Particularly interesting experiments have been made by search engine developers in France. Examples are the visual interactive maps used by the meta search engine Kartoo and the graphically innovative user interface of Ujiko. The earlier mentioned Exalead offers many ways to refine search queries and also browse results using previews of web pages with keywords marked out. Wikio is the name of a news and blog search engine with Web2.0 aspirations in which you can contribute with articles of your own, vote on articles and create personalised news pages. In Sweden there have been developments in image search technology including content-based search, facial recognition and more secure family filters. Of particular interest among other European search engine advances is the interface of Quintura from Russia. With Quinturas interactive word clouds it is easy to preview how adding new search terms would change query results, before actually applying these terms.

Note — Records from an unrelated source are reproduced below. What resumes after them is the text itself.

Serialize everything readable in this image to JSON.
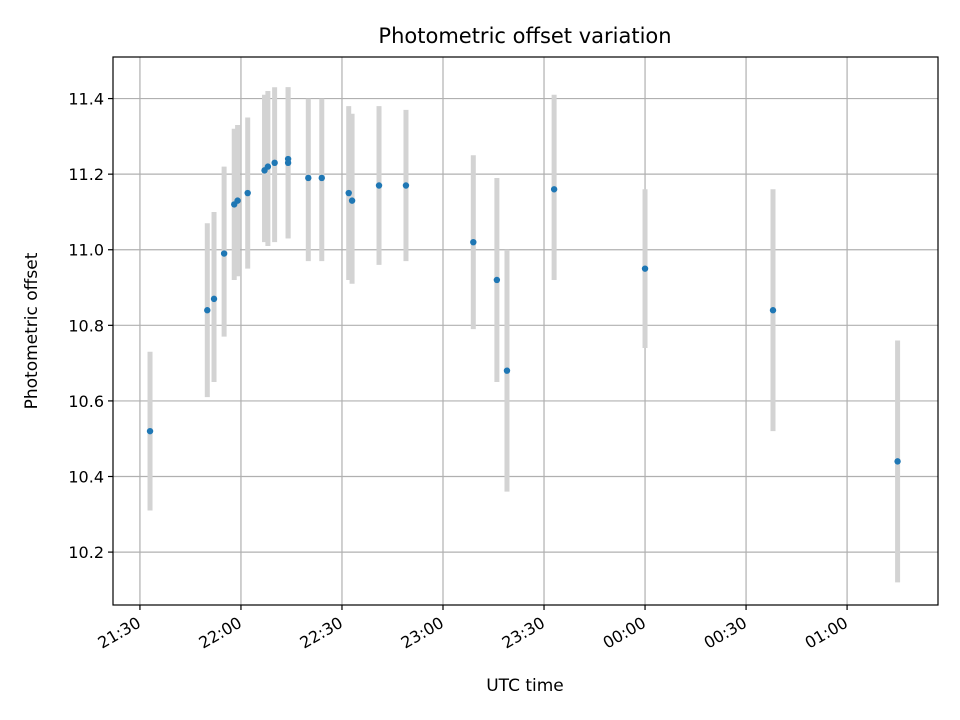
{
  "chart_data": {
    "type": "scatter",
    "title": "Photometric offset variation",
    "xlabel": "UTC time",
    "ylabel": "Photometric offset",
    "x_ticks": [
      "21:30",
      "22:00",
      "22:30",
      "23:00",
      "23:30",
      "00:00",
      "00:30",
      "01:00"
    ],
    "x_tick_minutes": [
      0,
      30,
      60,
      90,
      120,
      150,
      180,
      210
    ],
    "xlim_minutes": [
      -8,
      237
    ],
    "ylim": [
      10.06,
      11.51
    ],
    "y_ticks": [
      10.2,
      10.4,
      10.6,
      10.8,
      11.0,
      11.2,
      11.4
    ],
    "y_tick_labels": [
      "10.2",
      "10.4",
      "10.6",
      "10.8",
      "11.0",
      "11.2",
      "11.4"
    ],
    "grid": true,
    "colors": {
      "point": "#1f77b4",
      "errorbar": "#d3d3d3",
      "grid": "#b0b0b0"
    },
    "points": [
      {
        "x": "21:33",
        "y": 10.52,
        "ylow": 10.31,
        "yhigh": 10.73
      },
      {
        "x": "21:50",
        "y": 10.84,
        "ylow": 10.61,
        "yhigh": 11.07
      },
      {
        "x": "21:52",
        "y": 10.87,
        "ylow": 10.65,
        "yhigh": 11.1
      },
      {
        "x": "21:55",
        "y": 10.99,
        "ylow": 10.77,
        "yhigh": 11.22
      },
      {
        "x": "21:58",
        "y": 11.12,
        "ylow": 10.92,
        "yhigh": 11.32
      },
      {
        "x": "21:59",
        "y": 11.13,
        "ylow": 10.93,
        "yhigh": 11.33
      },
      {
        "x": "22:02",
        "y": 11.15,
        "ylow": 10.95,
        "yhigh": 11.35
      },
      {
        "x": "22:07",
        "y": 11.21,
        "ylow": 11.02,
        "yhigh": 11.41
      },
      {
        "x": "22:08",
        "y": 11.22,
        "ylow": 11.01,
        "yhigh": 11.42
      },
      {
        "x": "22:10",
        "y": 11.23,
        "ylow": 11.02,
        "yhigh": 11.43
      },
      {
        "x": "22:14",
        "y": 11.24,
        "ylow": 11.03,
        "yhigh": 11.43
      },
      {
        "x": "22:14",
        "y": 11.23,
        "ylow": 11.03,
        "yhigh": 11.43
      },
      {
        "x": "22:20",
        "y": 11.19,
        "ylow": 10.97,
        "yhigh": 11.4
      },
      {
        "x": "22:24",
        "y": 11.19,
        "ylow": 10.97,
        "yhigh": 11.4
      },
      {
        "x": "22:32",
        "y": 11.15,
        "ylow": 10.92,
        "yhigh": 11.38
      },
      {
        "x": "22:33",
        "y": 11.13,
        "ylow": 10.91,
        "yhigh": 11.36
      },
      {
        "x": "22:41",
        "y": 11.17,
        "ylow": 10.96,
        "yhigh": 11.38
      },
      {
        "x": "22:49",
        "y": 11.17,
        "ylow": 10.97,
        "yhigh": 11.37
      },
      {
        "x": "23:09",
        "y": 11.02,
        "ylow": 10.79,
        "yhigh": 11.25
      },
      {
        "x": "23:16",
        "y": 10.92,
        "ylow": 10.65,
        "yhigh": 11.19
      },
      {
        "x": "23:19",
        "y": 10.68,
        "ylow": 10.36,
        "yhigh": 11.0
      },
      {
        "x": "23:33",
        "y": 11.16,
        "ylow": 10.92,
        "yhigh": 11.41
      },
      {
        "x": "00:00",
        "y": 10.95,
        "ylow": 10.74,
        "yhigh": 11.16
      },
      {
        "x": "00:38",
        "y": 10.84,
        "ylow": 10.52,
        "yhigh": 11.16
      },
      {
        "x": "01:15",
        "y": 10.44,
        "ylow": 10.12,
        "yhigh": 10.76
      }
    ]
  }
}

The European Union has contributed funding to European search engines project during the last few years. The most ambitious, the joint French-German Quaero project, unfortunately failed but two different branches have continued separately as Quaero and THESEUS. Another project is PHAROS and like Quaero it is focused on multimedia search whereas THESEUS is text-oriented and concerned with the semantic web. In 2007 The Article 29 Working Party of the European Union has been pushing the issue of protecting the search engine users privacy. They have corresponded with Google and as an outcome there have indeed been changes to the privacy policies of the four dominant US search engines.
In Europe there have also been concerns about the use of copyrighted texts in news search engines. In fact there have been several legal disputes and in some cases Google has lost like in Belgium and Norway. Additionally some prominent Europeans have feared that the popular Google Book Search would be entirely dominated by English-language literature. It is therefore satisfying to see that during the last two years some major European libraries with big collections of French, German and Spanish literature have joined the Google Book Search.